In this mechanism, a dedicated communication channel is established between miners and arbitrage traders (searchers), outsourcing the transaction front-running work originally belonging to miners to searchers. What are the benefits of this approach?

  • Avoiding transaction strategy leaks: Searchers themselves are arbitrage traders, and for them, as long as they include their arbitrage transactions in the bundled transactions, they can bypass the transaction pool, preventing transaction leaks to other on-chain participants.
  • Elimination of price wars: Since arbitrage traders' transactions are not leaked before confirmation, PGA bots cannot detect arbitrage transactions, thereby avoiding Gas Price bidding issues, effectively reducing Gas Prices for regular users sending transactions.
  • Cost-saving for searchers (arbitrage traders): Arbitrage traders can avoid the dilemma of paying miner fees in case of transaction failures.
  • Miners can earn additional income: After miners select transaction bundles and successfully validate them on-chain, they can receive an additional fee called "Bundle tip" from searchers.

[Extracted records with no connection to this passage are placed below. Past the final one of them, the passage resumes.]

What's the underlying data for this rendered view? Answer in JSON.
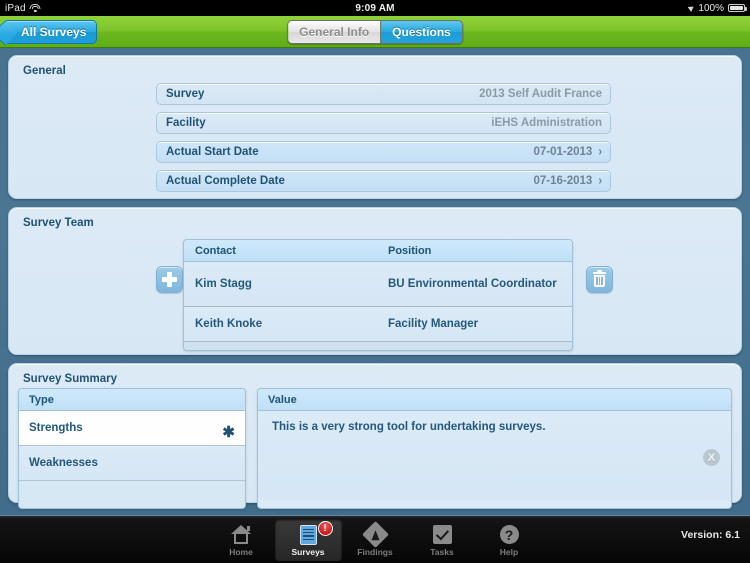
{
  "status_bar": {
    "device": "iPad",
    "wifi_icon": "wifi-icon",
    "time": "9:09 AM",
    "location_icon": "location-arrow-icon",
    "battery_percent": "100%",
    "battery_icon": "battery-icon"
  },
  "nav_bar": {
    "back_label": "All Surveys",
    "segments": [
      {
        "label": "General Info",
        "active": false
      },
      {
        "label": "Questions",
        "active": true
      }
    ]
  },
  "general": {
    "title": "General",
    "fields": [
      {
        "label": "Survey",
        "value": "2013 Self Audit France",
        "tappable": false
      },
      {
        "label": "Facility",
        "value": "iEHS Administration",
        "tappable": false
      },
      {
        "label": "Actual Start Date",
        "value": "07-01-2013",
        "tappable": true
      },
      {
        "label": "Actual Complete Date",
        "value": "07-16-2013",
        "tappable": true
      }
    ],
    "chevron": "›"
  },
  "survey_team": {
    "title": "Survey Team",
    "add_button": "+",
    "delete_button": "trash",
    "columns": [
      "Contact",
      "Position"
    ],
    "rows": [
      {
        "contact": "Kim Stagg",
        "position": "BU Environmental Coordinator"
      },
      {
        "contact": "Keith Knoke",
        "position": "Facility Manager"
      }
    ]
  },
  "survey_summary": {
    "title": "Survey Summary",
    "type_header": "Type",
    "value_header": "Value",
    "types": [
      {
        "label": "Strengths",
        "selected": true,
        "marker": "✱"
      },
      {
        "label": "Weaknesses",
        "selected": false,
        "marker": ""
      }
    ],
    "value_text": "This is a very strong tool for undertaking surveys.",
    "clear_button": "X"
  },
  "tab_bar": {
    "tabs": [
      {
        "label": "Home",
        "icon": "home-icon",
        "active": false,
        "badge": ""
      },
      {
        "label": "Surveys",
        "icon": "surveys-icon",
        "active": true,
        "badge": "!"
      },
      {
        "label": "Findings",
        "icon": "findings-icon",
        "active": false,
        "badge": ""
      },
      {
        "label": "Tasks",
        "icon": "tasks-icon",
        "active": false,
        "badge": ""
      },
      {
        "label": "Help",
        "icon": "help-icon",
        "active": false,
        "badge": ""
      }
    ],
    "version": "Version: 6.1"
  },
  "colors": {
    "nav_green": "#6cb81f",
    "accent_blue": "#28a9e1",
    "panel_bg": "#dceaf6",
    "page_bg": "#46718f",
    "label_blue": "#1f5274",
    "badge_red": "#c00000"
  }
}
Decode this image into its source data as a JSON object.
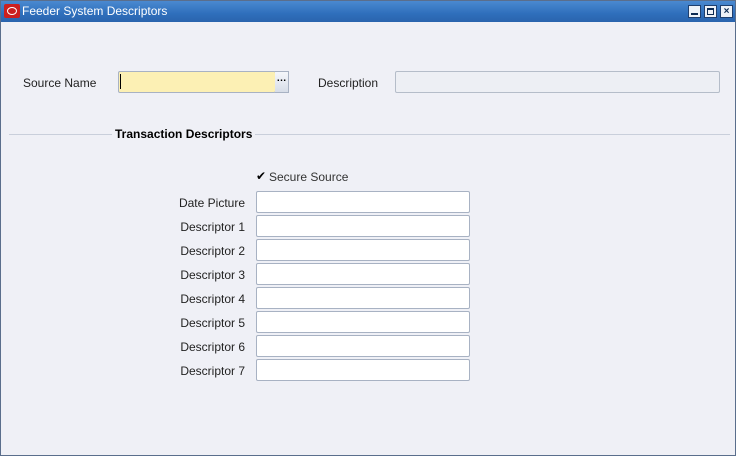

Flashbots Transparency Report for March

Since the release of the Flashbots Alpha version earlier this year, it has been adopted by 12 mining pools (representing over 58% of the Ethereum network's hash rate), including major pools like SparkPool and F2Pool.

Source: Flashbots

Furthermore, according to Stephane Gosselin's Flashbots March Transparency Report, the number of active searchers increased from 23 in February to 90 in March, successfully validating 5,423 transaction bundles.

Source: Flashbots

The percentage of Ethereum blocks containing Flashbots transaction bundles in the entire network increased from 0.83% in early March to 13.9% on April 1st, marking a 16-fold increase.

Source: Flashbots

Moreover, due to the increasing adoption of Flashbots, there has been significant improvement in Ethereum blockchain's Gas fee bidding situation.

Source: Flashbots

While Flashbots' solution is not perfect, the organization members state that they have scheduled it in the future roadmap, aiming to conduct in-depth research on various aspects of the problem and gradually optimize the solution. This will further reduce the risk of MEV to Ethereum and other smart contract blockchains, with the hope that the work of "searchers" can expand to general users in the future, freeing the public from the influence of bots and transaction pool mechanisms.